What's the approach to this one?
Thanks
There's no way to factor that expression (beyond applying a Difference of Squares once), so there is no way to answer the question without a computer, unless you can somehow use process of elimination with the answer choices. Where is the question from, and what answer choices are given?
There are two related questions that could be answered, in case there's a typo in the post above. If you were asked to find the largest prime factor of
2^38 - 2^28, then you can factor (using the Difference of Squares in the second line):
2^38 - 2^28 = 2^28 (2^10 - 1)
= 2^28 (2^5 + 1)(2^5 - 1)
= 2^28 * 33 * 31
= (2^28)(3)(11)(31)
and the answer is 31.
Or, if you were asked to find the
smallest prime divisor of 3^38 - 2^28, that question can be answered, though you need to use modular arithmetic, something the GMAT doesn't test:
* 3^38 - 2^28 is not divisible by 2 (it's odd, since 3^38 is odd, and 2^28 is even).
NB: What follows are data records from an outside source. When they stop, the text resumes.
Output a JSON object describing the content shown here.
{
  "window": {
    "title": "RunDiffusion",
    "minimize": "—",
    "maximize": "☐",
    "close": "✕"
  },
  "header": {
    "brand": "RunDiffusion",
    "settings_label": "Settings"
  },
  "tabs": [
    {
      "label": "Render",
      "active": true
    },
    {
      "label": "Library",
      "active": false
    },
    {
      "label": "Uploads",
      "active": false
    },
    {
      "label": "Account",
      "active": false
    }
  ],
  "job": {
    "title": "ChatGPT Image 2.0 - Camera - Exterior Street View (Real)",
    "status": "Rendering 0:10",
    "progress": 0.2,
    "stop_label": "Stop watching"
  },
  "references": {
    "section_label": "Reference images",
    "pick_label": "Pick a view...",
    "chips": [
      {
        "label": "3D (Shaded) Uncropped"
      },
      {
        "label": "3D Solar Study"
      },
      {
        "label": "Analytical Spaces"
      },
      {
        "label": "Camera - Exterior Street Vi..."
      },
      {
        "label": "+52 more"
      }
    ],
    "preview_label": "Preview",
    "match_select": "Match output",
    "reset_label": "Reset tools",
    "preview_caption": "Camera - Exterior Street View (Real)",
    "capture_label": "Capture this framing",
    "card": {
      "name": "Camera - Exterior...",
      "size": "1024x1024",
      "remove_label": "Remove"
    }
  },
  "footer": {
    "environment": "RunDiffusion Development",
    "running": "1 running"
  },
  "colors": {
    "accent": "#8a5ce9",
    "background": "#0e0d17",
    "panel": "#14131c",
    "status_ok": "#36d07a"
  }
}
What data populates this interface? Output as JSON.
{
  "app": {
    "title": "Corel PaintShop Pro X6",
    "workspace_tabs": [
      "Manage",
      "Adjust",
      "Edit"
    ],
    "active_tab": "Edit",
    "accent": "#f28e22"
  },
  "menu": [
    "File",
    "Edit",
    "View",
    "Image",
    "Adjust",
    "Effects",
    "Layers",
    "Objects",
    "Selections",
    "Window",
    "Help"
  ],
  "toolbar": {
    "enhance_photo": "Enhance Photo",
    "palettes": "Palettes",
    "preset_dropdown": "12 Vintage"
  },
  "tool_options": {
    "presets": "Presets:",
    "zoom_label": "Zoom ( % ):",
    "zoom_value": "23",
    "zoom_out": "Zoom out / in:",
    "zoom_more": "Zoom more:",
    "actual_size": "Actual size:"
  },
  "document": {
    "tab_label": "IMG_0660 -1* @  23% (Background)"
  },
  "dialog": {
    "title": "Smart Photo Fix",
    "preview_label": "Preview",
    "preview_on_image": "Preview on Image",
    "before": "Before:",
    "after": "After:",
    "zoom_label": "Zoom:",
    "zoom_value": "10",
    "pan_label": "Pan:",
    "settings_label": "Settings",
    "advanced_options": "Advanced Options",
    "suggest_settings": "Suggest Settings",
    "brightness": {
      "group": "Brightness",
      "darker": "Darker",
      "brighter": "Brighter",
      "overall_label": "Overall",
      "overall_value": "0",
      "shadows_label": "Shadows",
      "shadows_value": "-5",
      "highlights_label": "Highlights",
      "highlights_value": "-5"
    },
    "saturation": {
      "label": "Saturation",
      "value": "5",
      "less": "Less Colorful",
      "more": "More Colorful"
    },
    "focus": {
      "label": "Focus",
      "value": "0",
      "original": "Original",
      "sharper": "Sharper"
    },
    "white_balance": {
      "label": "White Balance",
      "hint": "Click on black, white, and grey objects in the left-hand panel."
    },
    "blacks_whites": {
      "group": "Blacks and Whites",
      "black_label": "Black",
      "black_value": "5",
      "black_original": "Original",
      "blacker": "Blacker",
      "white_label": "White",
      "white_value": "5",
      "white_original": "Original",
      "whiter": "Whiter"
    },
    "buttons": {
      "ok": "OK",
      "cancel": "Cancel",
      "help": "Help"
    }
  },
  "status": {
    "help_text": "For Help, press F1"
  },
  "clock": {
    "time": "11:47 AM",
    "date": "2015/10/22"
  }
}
* Nor is it divisible by 3, since 3^38 *is* divisible by 3. We'd need to subtract a multiple of 3 from 3^38 to get another multiple of 3, but 2^28 is not divisible by 3.
* Nor is it divisible by 5, since the units digit of 3^38 is 9 and the units digit of 2^28 is 6, so the units digit of 3^38 - 2^28 is 3.
* It *is* divisible by 7. Here we need to use what is known as 'modular arithmetic', which just says that when calculating remainders, we can replace one number with any other that gives the correct remainder. I've never needed this on an actual GMAT question, so the details here are not going to be important to test takers, but since 2^28 = (2^3)^9 (2) = (8^9)(2), and since the remainder is 1 when 8 is divided by 7, the remainder when (8^9)(2) is divided by 7 will be the same as the remainder when (1^9)(2) = 2 is divided by 7, so will be 2. Since 3^38 = (3^2)^19 = 9^19, and since the remainder is 2 when 9 is divided by 7, the remainder when 3^38 is divided by 7 will be equal to the remainder when 2^19 is divided by 7. Now as before, 2^19 = (2^3)^6 (2) = (8^6)(2), which has a remainder of 2 when divided by 7. Thus both 3^38 and 2^28 have a remainder of 2 when divided by 7, and when we subtract we get a remainder of 0, so 3^38 - 2^28 is divisible by 7.